When a photographer calls out ‘Say cheese’, we put on our best smile and sometimes our teeth too. The healthier those teeth are, the happier you look. Hoping to help you better in that aspect, a new policy claims that dentists should examine for tell-tale signs of neglect when treating children with severe oral diseases. The policy document on dental neglect in children was co-authored by Dr Peter Sidebotham from the University of Warwick.
A persistent failure to meet a child’s basic oral health needs is known as dental neglect. A considerable impact on the health of a child may be seen due to oral diseases. Severe pain, loss of sleep and even reductions in body and growth may be seen owing to oral diseases.
Dental neglect is thought to be indicative of a wider welfare picture of child neglect and abuse. As per the policy, if dentists have concerns, they should apparently refer cases to child protection services. The document is claimed to be first of its kind in Europe. It is apparently the result of a group effort between the University of Warwick, University of Sheffield and Leeds Dental Institute.
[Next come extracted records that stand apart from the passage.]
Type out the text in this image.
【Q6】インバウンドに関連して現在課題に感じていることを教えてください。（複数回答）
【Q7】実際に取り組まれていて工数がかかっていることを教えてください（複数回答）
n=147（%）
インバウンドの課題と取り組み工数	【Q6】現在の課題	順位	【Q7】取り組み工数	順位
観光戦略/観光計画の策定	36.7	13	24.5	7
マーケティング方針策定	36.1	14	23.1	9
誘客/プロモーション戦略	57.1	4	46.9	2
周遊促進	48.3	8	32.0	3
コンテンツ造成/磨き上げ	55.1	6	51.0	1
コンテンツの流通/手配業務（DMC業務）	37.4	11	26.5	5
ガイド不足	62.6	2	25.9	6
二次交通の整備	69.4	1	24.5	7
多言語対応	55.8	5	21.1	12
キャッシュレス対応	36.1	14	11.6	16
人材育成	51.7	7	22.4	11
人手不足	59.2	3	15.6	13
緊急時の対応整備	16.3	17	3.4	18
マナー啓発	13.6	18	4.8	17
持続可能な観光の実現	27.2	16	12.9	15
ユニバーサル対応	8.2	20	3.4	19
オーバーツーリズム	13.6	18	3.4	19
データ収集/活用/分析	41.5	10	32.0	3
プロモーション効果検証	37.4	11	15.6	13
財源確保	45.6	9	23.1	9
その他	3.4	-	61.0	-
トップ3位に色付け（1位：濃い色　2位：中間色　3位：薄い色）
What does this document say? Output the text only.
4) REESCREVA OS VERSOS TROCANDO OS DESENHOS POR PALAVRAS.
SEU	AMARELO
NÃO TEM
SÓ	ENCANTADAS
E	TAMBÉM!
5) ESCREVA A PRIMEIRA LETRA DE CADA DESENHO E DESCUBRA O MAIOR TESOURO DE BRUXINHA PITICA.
Dr Sidebotham commented, “There is evidence which indicates that abused children have higher levels of untreated dental disease than their non-abused peers. Many dentists have taken part in child protection training, but still find it difficult to put into practice what they have learned when they suspect abuse.”
Adding to it, Dr Sidebotham mentioned, “I am impressed by how much dentists already do to educate and support parents. But when concerned that a child is suffering, perhaps as a result of missed appointments, I would always encourage them to seek advice from other health professionals experience in child protection and, if necessary, to make a child protection referral.”
Several factors that need to be taken into account when the child is evaluated with suspected dental neglect and the proper guidance as to how the dental team should respond is detailed in the policy.
It is published in the British Society of Paediatric Dentistry.